The Incredible, Rage-Inducing Inside Story of America’s Student Debt Machine

I agree totally. Colleges are raising tuition for one simple reason. The individual is not actually paying, and they know it. They know the gov't will hand out the money. And Bernie Sanders wants free tuition. Yeah, ok.

While I don't agree with everything in this post, I think it does raise a point that I don't think anyone else has addressed. We all know about the cost of college and how difficult it can be for students and their families - the need for a comprehensive and thoughtful student loan program is necessary under these dynamics. But the underlying cost dynamics bear consideration - in fact, college tuition is not a true market.

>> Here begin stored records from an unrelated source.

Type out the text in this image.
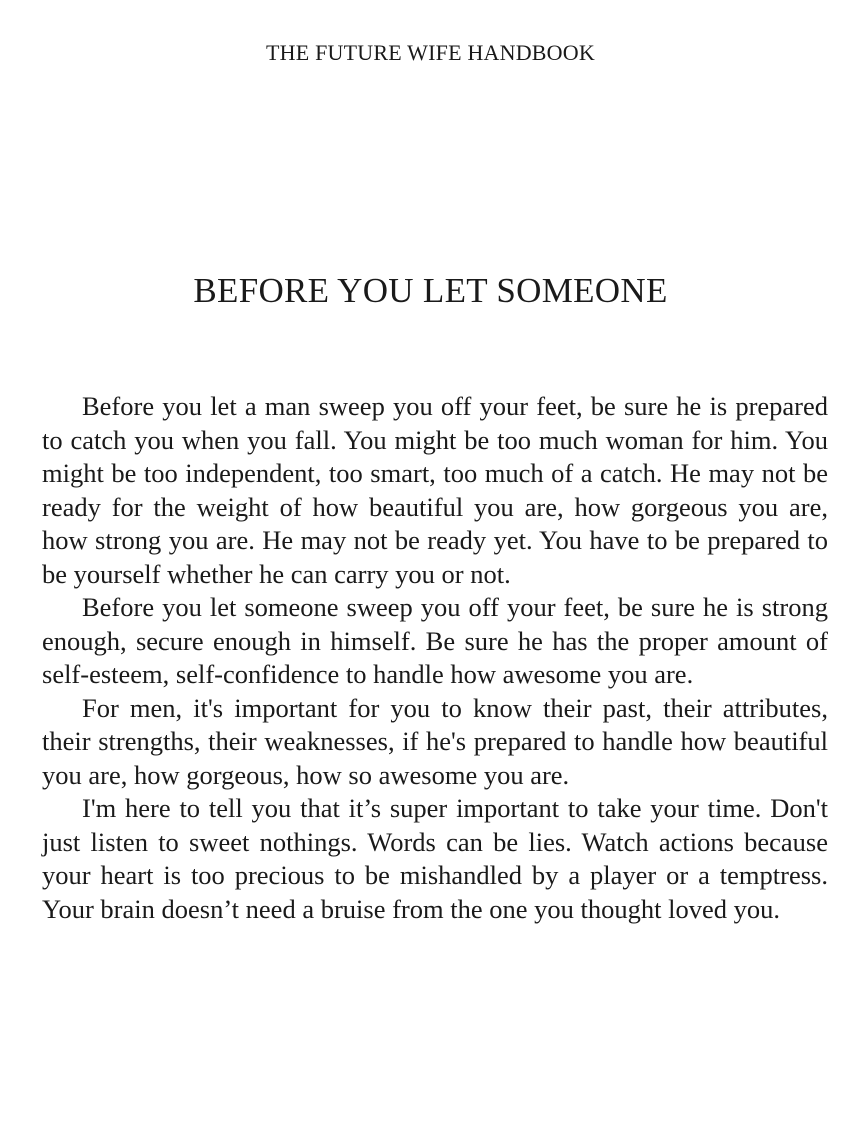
THE FUTURE WIFE HANDBOOK
BEFORE YOU LET SOMEONE

Before you let a man sweep you off your feet, be sure he is prepared to catch you when you fall. You might be too much woman for him. You might be too independent, too smart, too much of a catch. He may not be ready for the weight of how beautiful you are, how gorgeous you are, how strong you are. He may not be ready yet. You have to be prepared to be yourself whether he can carry you or not.

Before you let someone sweep you off your feet, be sure he is strong enough, secure enough in himself. Be sure he has the proper amount of self-esteem, self-confidence to handle how awesome you are.

For men, it's important for you to know their past, their attributes, their strengths, their weaknesses, if he's prepared to handle how beautiful you are, how gorgeous, how so awesome you are.

I'm here to tell you that it’s super important to take your time. Don't just listen to sweet nothings. Words can be lies. Watch actions because your heart is too precious to be mishandled by a player or a temptress. Your brain doesn’t need a bruise from the one you thought loved you.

When all American students have access to the government-guaranteed loan program, demand and affordability are artificially driven by that access to capital. In any market where the buyer has extremely easy access to capital, demand is supported and price levels are supported at an amount that roughly corresponds to the level of available capital. Some people call it a bubble, and I don't think that's quite the right concept.

But it is indeed price support and most institutions can plan on that price support. It certainly makes you wonder what would happen to tuition costs if the price support mechanisms were removed and a more genuine market were established. In the past, this question was academic - the risk of meaningful social costs of removing access to tuition money to examine whether the lack of price support would reduce the cost of education is just too great. I suspect, now, however, we can model some of these questions with advanced data analytics and modeling (I might do some research to see if anyone has done this). Of course a model is going to be based on how the inputs/variables are controlled - but a well made model could be insightful.

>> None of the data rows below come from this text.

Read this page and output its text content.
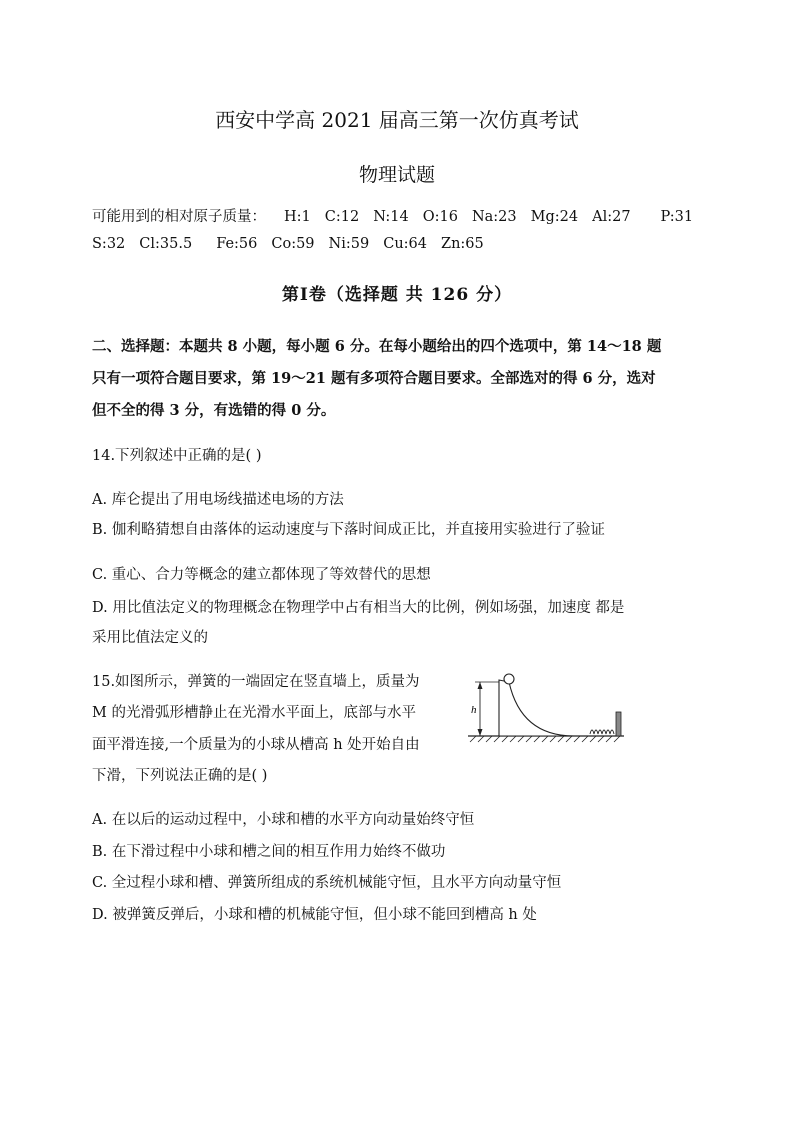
西安中学高 2021 届高三第一次仿真考试
物理试题
可能用到的相对原子质量： H:1 C:12 N:14 O:16 Na:23 Mg:24 Al:27 P:31
S:32 Cl:35.5 Fe:56 Co:59 Ni:59 Cu:64 Zn:65
第Ⅰ卷（选择题 共 126 分）
二、选择题：本题共 8 小题，每小题 6 分。在每小题给出的四个选项中，第 14～18 题
只有一项符合题目要求，第 19～21 题有多项符合题目要求。全部选对的得 6 分，选对
但不全的得 3 分，有选错的得 0 分。
14.下列叙述中正确的是( )
A. 库仑提出了用电场线描述电场的方法
B. 伽利略猜想自由落体的运动速度与下落时间成正比，并直接用实验进行了验证
C. 重心、合力等概念的建立都体现了等效替代的思想
D. 用比值法定义的物理概念在物理学中占有相当大的比例，例如场强，加速度 都是
采用比值法定义的
15.如图所示，弹簧的一端固定在竖直墙上，质量为
M 的光滑弧形槽静止在光滑水平面上，底部与水平
面平滑连接,一个质量为的小球从槽高 h 处开始自由
下滑，下列说法正确的是( )
h
A. 在以后的运动过程中，小球和槽的水平方向动量始终守恒
B. 在下滑过程中小球和槽之间的相互作用力始终不做功
C. 全过程小球和槽、弹簧所组成的系统机械能守恒，且水平方向动量守恒
D. 被弹簧反弹后，小球和槽的机械能守恒，但小球不能回到槽高 h 处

But with these dynamics, you have three parties: the school, the student, and the lender. And it seems that we have a structure that directly benefits the schools and lenders. The guaranteed loan program benefits the school because it supports tuition levels, the school gets paid - perhaps even artificially high amounts. And the program benefits the lenders because the amounts borrowed are high, perhaps even artificially - which means that interest revenues are increased and with virtually no risk because the loan program is almost completely guaranteed by the government. Perhaps ironically, though, the student doesn't benefit from the program - at least with respect to the cost. The price support dynamics drive tuition costs to the student - and in a lending environment, cost = debt. So the program supports tuition price, which is the same thing as supporting debt amounts.

That's the problem I have with the DeVos viewpoint, which seems to be that student loans are a business transaction entered into by adults and financial institutions and the government has no business playing with the rules that govern that on-going debt relationship and how it is managed, including collections. This viewpoint ignores the fact that the federal student loan guarantees to lenders drive the entire process and the amount of debt required of students.

It is not a true market, it is a market where the government provides price support to the institutions and removes lender risk - to refuse to support the interests of the third party to the equation, the students, seems both arbitrary and misplaced. When you consider that the entire purpose of the program in the first place is to help American students afford a higher eduction, as a matter of national interest, it seems that we have missed the target. Sure, we have made a college education more widely available, but we have also artificially supported cost levels, and the manifestations are becoming more and more problematic.